But all eyes will be on any comments Mark Carney may make regarding introducing forward guidance. to its monetary policy announcements. The idea is that knowing where the central bank stands on monetary policy and where it will be in the future will give businesses an incentive to borrow and help boost the economy.
Societe Generale's Brian Hilliard writes that there are a few things to consider in terms of forward guidance.
Time-contingent or state-contingent?
Hilliard has previously pointed out that when an announcement on forward guidance does come, it is likely to be "state-contingent" — or dependent on economic data — even though he doesn't think this is the best framework for the UK.
"The fact that the Chancellor’s request was framed in terms of assessing the merits of using intermediate thresholds being reached for some particular economic indicator points to the “state-contingent” approach being favored by the MPC."
The unemployment rate or nominal GDP growth are considered the top contenders for the choice of the threshold.
Hilliard doesn't think the unemployment rate is viable for the UK because the participation rate has risen in the UK (compared to the U.S. where the participation rate has fallen driving down unemployment rates). Moreover there was a significant decline in productivity during the recession.

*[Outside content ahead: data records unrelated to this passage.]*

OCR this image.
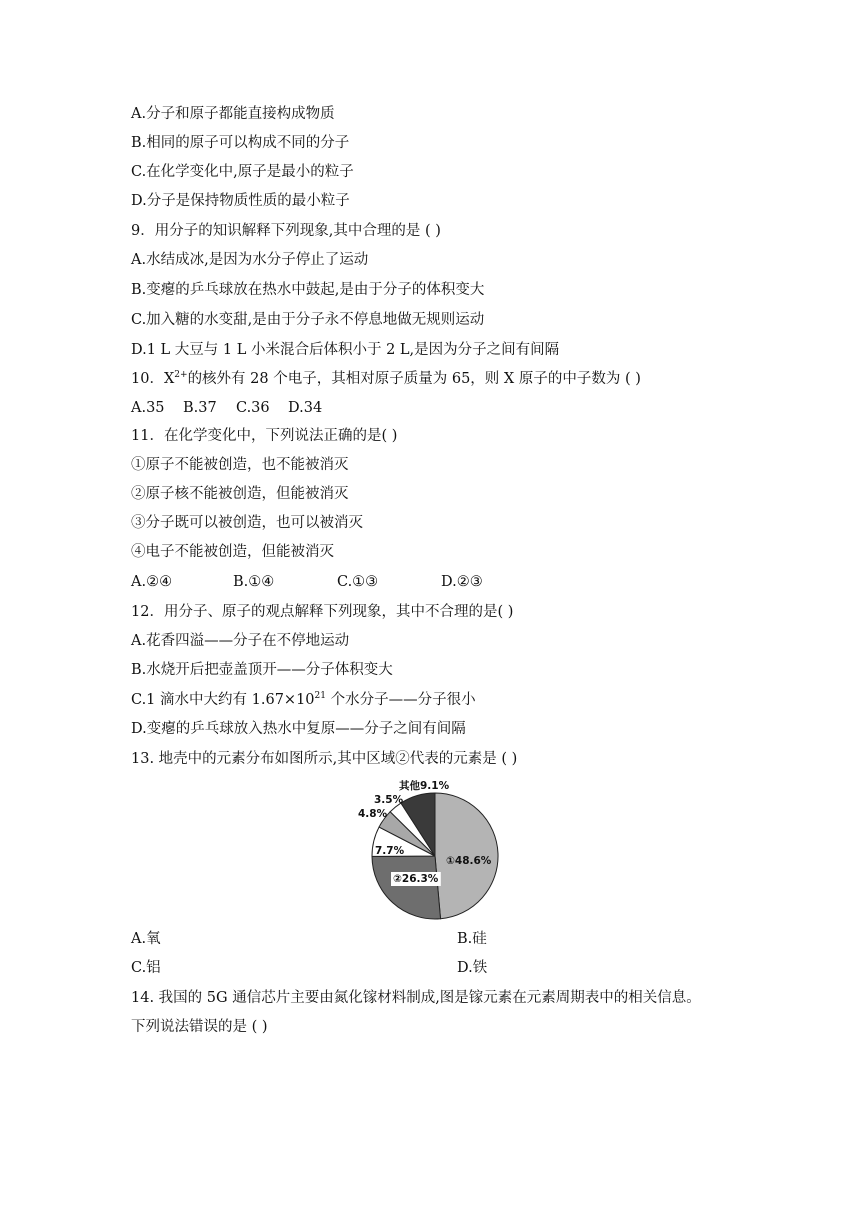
A.分子和原子都能直接构成物质
B.相同的原子可以构成不同的分子
C.在化学变化中,原子是最小的粒子
D.分子是保持物质性质的最小粒子
9．用分子的知识解释下列现象,其中合理的是 ( )
A.水结成冰,是因为水分子停止了运动
B.变瘪的乒乓球放在热水中鼓起,是由于分子的体积变大
C.加入糖的水变甜,是由于分子永不停息地做无规则运动
D.1 L 大豆与 1 L 小米混合后体积小于 2 L,是因为分子之间有间隔
10．$X^{2+}$的核外有 28 个电子，其相对原子质量为 65，则 X 原子的中子数为 ( )
A.35 B.37 C.36 D.34
11．在化学变化中，下列说法正确的是( )
①原子不能被创造，也不能被消灭
②原子核不能被创造，但能被消灭
③分子既可以被创造，也可以被消灭
④电子不能被创造，但能被消灭
A.②④	B.①④	C.①③	D.②③
12．用分子、原子的观点解释下列现象，其中不合理的是( )
A.花香四溢——分子在不停地运动
B.水烧开后把壶盖顶开——分子体积变大
C.1 滴水中大约有 $1.67\times 10^{21}$ 个水分子——分子很小
D.变瘪的乒乓球放入热水中复原——分子之间有间隔
13. 地壳中的元素分布如图所示,其中区域②代表的元素是 ( )
①48.6%
②26.3%
7.7%
4.8%
3.5%
其他9.1%
A.氧	B.硅
C.铝	D.铁
14. 我国的 5G 通信芯片主要由氮化镓材料制成,图是镓元素在元素周期表中的相关信息。
下列说法错误的是 ( )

"If that cannot be explained one should be cautious in using this variable as the yardstick to use for forward guidance," writes Hilliard. "Our fear is that with domestic inflation pressures so insensitive to downward pressure from the large output gap, aiming for a much lower unemployment rate would risk increasing those pressures."
Nominal GDP however "figured strongly in the recent debate about the choice of target variable for the Bank of England remit. Moreover, the MPC, and in particular the Governor, cited the weakness of nominal GDP as a prime reason for embarking on QE."
But Hilliard does think the state contingent forward guidance is more likely to use unemployment rate as the threshold variable.
The other question is will the guidance apply on the way up and down? The Fed has tied its forward guidance to developments in the unemployment rate and tied changes to this on the way up and down. The Fed would look at a few other labor market indicators too when adjusting policy tightening. In the UK however, Hilliard writes that the focus is just on when it would reverse easy monetary policy.
"But it is easily possible that Carney will wish to keep the door open for more easing in the form of rate cuts or more QE, in which case the MPC could frame the guidance in a way that specifies a threshold for that as well, just as the Fed has."
"...Whatever variable is chosen as the threshold variable, there will always be a background constraint that inflation must remain well-behaved."
And what should we expect from the inflation report itself?
UK consumer price inflation is currently at 2.9%, while the target is 2%. The Bank of England's remit was amended to allow for "flexible inflation targeting," earlier this year and pushing inflation back down to that 2% target isn't as important anymore.
Hilliard writes that whether it comes tomorrow, or in November's report, we should expect some bigger, permanent changes.
In the second half of the year Hilliard says we should expect 1. Alternative scenarios 2. More detail on the consensus forecast 3. Include discussion on how "outturns have differed from expectations." 4. Increasing communication on outlook for policy.
In the light of better economic data, many wonder if forward guidance is even necessary anymore. Hilliard argues it is.
"The MPC does not publish an estimate of the output gap, nor do we expect it to start doing so but recent Inflation Reports make it abundantly clear that a large gap exists. In addition, since the publication of the last Report in May, the benchmark revisions to the national accounts have revised up the size of the hit to GDP from the recession. So there is more ground to make up, even after upward revisions to last year’s GDP data. Furthermore, the current recovery still stands out as being extremely anemic. The current recovery is the only one, after over five years from the peak of output, in which the economy is far from regaining that peak."